The bioassays, which come in a user friendly ready-to-use format, have been utilized across Xbrane’s biosimilar development process. Klaczkowska describes, “we use cell-based, functional assays in every step of the drug development process. From the very beginning, in preclinical phase, to lot release testing. We depend on these assays, so they are used to ensure quality of manufacturing processes and they are essential for the drug product as they can provide critical data on stability and potency. We also use ADCC and ADCP bioassays from Svar Life Science in early-stage development to characterize and rank our IgG1 antibody candidates.”

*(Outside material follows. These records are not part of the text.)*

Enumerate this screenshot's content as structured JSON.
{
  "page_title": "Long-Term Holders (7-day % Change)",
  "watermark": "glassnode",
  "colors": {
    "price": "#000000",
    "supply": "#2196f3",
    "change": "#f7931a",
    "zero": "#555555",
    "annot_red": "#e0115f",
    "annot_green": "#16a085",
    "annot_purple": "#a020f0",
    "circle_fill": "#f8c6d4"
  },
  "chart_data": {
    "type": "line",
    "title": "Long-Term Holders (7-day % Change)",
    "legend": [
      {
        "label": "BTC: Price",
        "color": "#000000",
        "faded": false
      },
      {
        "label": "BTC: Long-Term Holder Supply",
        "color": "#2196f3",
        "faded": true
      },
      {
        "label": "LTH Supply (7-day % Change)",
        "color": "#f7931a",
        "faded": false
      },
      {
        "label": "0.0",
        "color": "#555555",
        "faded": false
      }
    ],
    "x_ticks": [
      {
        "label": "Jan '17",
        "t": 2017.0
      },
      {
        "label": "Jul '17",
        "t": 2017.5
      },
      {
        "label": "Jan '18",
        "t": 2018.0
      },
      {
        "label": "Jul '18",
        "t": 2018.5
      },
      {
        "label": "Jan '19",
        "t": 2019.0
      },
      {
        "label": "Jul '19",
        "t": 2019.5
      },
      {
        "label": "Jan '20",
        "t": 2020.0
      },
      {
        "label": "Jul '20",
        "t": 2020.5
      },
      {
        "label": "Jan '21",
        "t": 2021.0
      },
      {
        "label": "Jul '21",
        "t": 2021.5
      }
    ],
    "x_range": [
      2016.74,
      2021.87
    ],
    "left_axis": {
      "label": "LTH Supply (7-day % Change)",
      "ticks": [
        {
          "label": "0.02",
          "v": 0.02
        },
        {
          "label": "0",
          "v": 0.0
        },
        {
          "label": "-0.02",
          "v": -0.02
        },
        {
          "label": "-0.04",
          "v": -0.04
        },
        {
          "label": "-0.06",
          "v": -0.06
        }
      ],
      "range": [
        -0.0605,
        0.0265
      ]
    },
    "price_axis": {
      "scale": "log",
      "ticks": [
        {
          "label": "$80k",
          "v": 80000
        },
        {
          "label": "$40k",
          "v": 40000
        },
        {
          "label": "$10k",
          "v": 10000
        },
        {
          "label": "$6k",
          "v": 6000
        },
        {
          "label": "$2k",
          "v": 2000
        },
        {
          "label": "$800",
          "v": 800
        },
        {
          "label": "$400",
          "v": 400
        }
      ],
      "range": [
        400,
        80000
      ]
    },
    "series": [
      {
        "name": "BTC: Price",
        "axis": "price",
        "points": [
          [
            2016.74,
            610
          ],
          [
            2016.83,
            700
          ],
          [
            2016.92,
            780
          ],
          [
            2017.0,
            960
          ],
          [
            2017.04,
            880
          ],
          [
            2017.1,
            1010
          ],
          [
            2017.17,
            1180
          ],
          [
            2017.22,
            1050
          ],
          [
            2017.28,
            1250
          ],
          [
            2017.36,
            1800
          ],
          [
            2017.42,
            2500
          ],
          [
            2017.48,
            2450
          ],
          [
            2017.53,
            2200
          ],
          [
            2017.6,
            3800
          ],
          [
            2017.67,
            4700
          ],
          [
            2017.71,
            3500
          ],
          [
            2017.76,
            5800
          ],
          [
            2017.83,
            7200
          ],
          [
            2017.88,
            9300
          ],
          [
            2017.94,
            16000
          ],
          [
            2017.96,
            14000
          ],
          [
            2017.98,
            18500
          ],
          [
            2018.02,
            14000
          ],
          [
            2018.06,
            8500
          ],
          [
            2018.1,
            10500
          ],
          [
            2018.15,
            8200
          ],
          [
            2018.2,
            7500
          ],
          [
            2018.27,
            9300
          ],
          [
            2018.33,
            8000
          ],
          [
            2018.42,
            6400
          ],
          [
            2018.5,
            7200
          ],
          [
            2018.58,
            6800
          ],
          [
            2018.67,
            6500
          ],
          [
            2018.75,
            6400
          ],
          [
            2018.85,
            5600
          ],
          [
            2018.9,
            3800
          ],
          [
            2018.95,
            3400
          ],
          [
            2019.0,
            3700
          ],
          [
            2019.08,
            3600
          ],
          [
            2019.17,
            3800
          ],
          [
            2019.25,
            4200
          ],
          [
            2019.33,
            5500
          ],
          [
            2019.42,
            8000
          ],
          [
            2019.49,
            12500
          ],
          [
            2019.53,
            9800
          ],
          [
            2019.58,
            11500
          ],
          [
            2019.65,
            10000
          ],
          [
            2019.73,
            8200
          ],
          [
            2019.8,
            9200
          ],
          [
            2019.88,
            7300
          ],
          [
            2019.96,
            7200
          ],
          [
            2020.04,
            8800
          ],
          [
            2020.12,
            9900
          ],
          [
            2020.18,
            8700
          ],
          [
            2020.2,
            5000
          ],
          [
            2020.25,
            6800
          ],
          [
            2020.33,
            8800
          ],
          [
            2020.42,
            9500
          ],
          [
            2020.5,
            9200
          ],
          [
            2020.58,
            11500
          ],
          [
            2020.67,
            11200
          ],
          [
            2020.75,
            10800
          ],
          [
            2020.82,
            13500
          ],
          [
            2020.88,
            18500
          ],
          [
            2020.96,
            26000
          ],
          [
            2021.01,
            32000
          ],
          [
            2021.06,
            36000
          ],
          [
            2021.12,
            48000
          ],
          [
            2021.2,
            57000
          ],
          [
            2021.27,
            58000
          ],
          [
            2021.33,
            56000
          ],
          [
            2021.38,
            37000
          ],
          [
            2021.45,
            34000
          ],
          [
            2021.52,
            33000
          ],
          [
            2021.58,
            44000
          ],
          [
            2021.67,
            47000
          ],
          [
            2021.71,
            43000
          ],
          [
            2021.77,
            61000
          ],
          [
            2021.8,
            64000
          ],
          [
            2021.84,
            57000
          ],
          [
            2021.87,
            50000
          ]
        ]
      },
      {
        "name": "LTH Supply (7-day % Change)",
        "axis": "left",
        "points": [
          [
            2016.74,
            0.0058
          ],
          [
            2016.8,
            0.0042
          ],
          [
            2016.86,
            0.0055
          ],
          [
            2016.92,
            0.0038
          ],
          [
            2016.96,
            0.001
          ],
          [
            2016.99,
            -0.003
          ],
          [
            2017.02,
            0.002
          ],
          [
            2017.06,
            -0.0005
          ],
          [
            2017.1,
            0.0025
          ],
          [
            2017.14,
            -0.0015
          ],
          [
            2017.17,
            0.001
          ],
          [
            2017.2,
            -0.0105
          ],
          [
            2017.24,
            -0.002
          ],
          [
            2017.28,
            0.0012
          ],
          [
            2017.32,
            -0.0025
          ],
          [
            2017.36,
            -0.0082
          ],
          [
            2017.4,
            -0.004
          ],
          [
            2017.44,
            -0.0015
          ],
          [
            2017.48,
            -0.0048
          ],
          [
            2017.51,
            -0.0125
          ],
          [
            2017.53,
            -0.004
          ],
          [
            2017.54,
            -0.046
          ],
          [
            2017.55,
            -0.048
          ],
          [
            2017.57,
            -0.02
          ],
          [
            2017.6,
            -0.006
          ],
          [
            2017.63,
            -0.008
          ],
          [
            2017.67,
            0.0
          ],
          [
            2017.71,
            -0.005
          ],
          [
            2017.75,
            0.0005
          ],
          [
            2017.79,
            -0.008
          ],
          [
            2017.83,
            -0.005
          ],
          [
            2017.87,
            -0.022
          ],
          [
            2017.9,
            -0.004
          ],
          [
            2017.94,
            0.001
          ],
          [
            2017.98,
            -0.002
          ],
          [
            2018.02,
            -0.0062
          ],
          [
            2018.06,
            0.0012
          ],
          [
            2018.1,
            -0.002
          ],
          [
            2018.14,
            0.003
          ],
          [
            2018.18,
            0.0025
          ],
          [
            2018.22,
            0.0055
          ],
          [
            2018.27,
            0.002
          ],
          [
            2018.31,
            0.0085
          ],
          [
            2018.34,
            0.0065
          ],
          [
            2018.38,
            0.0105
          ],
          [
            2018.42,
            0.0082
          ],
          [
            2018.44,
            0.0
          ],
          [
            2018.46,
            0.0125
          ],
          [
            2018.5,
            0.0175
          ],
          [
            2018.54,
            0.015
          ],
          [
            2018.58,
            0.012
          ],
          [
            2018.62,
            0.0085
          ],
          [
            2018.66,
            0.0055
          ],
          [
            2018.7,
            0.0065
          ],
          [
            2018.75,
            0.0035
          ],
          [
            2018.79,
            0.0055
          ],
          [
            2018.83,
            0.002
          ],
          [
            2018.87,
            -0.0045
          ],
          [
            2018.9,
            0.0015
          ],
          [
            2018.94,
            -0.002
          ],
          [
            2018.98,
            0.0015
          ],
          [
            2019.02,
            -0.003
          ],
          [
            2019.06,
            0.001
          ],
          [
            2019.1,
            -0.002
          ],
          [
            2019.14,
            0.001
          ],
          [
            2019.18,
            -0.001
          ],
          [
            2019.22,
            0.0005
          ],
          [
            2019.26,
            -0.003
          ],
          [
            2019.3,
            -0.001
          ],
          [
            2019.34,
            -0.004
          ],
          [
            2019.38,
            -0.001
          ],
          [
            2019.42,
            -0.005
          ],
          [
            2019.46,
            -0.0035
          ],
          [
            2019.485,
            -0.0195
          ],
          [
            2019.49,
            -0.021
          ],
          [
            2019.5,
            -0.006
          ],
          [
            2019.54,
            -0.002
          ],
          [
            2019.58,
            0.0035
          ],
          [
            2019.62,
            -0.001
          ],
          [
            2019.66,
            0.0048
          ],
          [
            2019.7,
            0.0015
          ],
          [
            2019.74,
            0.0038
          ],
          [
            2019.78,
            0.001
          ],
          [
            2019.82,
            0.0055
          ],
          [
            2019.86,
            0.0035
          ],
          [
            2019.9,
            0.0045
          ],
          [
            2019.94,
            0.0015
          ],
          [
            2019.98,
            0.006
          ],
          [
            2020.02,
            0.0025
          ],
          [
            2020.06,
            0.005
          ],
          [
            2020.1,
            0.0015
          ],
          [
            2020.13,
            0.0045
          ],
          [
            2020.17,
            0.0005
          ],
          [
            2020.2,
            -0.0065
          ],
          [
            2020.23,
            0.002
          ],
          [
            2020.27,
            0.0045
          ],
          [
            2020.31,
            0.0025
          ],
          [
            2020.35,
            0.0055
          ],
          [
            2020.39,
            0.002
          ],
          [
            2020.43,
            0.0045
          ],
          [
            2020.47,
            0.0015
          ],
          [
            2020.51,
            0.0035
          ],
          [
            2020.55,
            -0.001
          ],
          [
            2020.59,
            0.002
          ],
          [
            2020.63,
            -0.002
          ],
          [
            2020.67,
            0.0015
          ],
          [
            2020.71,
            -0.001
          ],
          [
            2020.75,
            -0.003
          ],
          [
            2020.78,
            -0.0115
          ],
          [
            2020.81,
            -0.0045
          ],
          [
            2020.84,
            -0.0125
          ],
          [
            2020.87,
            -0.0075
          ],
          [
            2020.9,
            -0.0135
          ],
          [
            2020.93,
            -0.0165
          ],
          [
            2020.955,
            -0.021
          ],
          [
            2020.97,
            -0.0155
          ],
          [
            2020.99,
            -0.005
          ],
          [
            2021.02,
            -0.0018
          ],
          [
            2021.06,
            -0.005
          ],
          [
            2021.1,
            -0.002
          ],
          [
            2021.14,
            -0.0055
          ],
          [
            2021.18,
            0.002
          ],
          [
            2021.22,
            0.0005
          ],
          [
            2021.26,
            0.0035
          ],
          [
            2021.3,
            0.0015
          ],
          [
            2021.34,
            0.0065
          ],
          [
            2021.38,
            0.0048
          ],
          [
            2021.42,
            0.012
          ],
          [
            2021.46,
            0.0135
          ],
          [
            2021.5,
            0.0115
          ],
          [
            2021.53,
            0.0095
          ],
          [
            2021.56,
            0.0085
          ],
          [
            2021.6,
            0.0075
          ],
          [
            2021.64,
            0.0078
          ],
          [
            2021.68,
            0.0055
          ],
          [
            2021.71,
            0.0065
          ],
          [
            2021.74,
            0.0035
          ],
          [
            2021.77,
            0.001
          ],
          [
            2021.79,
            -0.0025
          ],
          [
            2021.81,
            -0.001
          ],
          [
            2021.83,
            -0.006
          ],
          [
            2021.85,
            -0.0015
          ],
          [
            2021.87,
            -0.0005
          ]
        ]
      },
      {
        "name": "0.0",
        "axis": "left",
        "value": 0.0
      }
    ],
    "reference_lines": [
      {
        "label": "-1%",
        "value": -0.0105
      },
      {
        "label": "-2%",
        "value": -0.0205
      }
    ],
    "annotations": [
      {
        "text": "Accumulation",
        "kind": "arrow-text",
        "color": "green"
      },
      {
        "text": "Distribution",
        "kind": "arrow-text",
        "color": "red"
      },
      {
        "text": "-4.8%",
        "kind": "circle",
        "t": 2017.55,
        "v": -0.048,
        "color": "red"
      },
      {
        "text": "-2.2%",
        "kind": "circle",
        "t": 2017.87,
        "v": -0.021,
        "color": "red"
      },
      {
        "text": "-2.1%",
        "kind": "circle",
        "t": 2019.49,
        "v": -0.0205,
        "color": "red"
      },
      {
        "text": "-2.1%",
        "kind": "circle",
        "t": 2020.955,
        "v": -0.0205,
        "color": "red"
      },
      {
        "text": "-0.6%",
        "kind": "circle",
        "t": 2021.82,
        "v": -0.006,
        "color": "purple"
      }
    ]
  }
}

The development of biosimilars holds promise to serve as a driving force to achieve more sustainable and equitable healthcare by bringing competition to the marketplace4. “Globally, the development of biosimilars is growing since many originators are facing the patent expiry. I think this is an exciting prospect because it will make drugs more affordable and allow better opportunities in terms of treatment for patients that are unable to afford very expensive drugs right now,” Klaczkowska shares.
As mentioned in this article, a focus has been placed on reducing the reliance on phase three or efficacy clinical trials, with the aim to reduce the cost of biosimilar development in the future. In turn, this places increasing importance on the bioassays used during preclinical development. Bringing the development cost of biosimilars down may further drive down the market value of many therapeutics, increasing accessibility of the drugs to underserved minorities.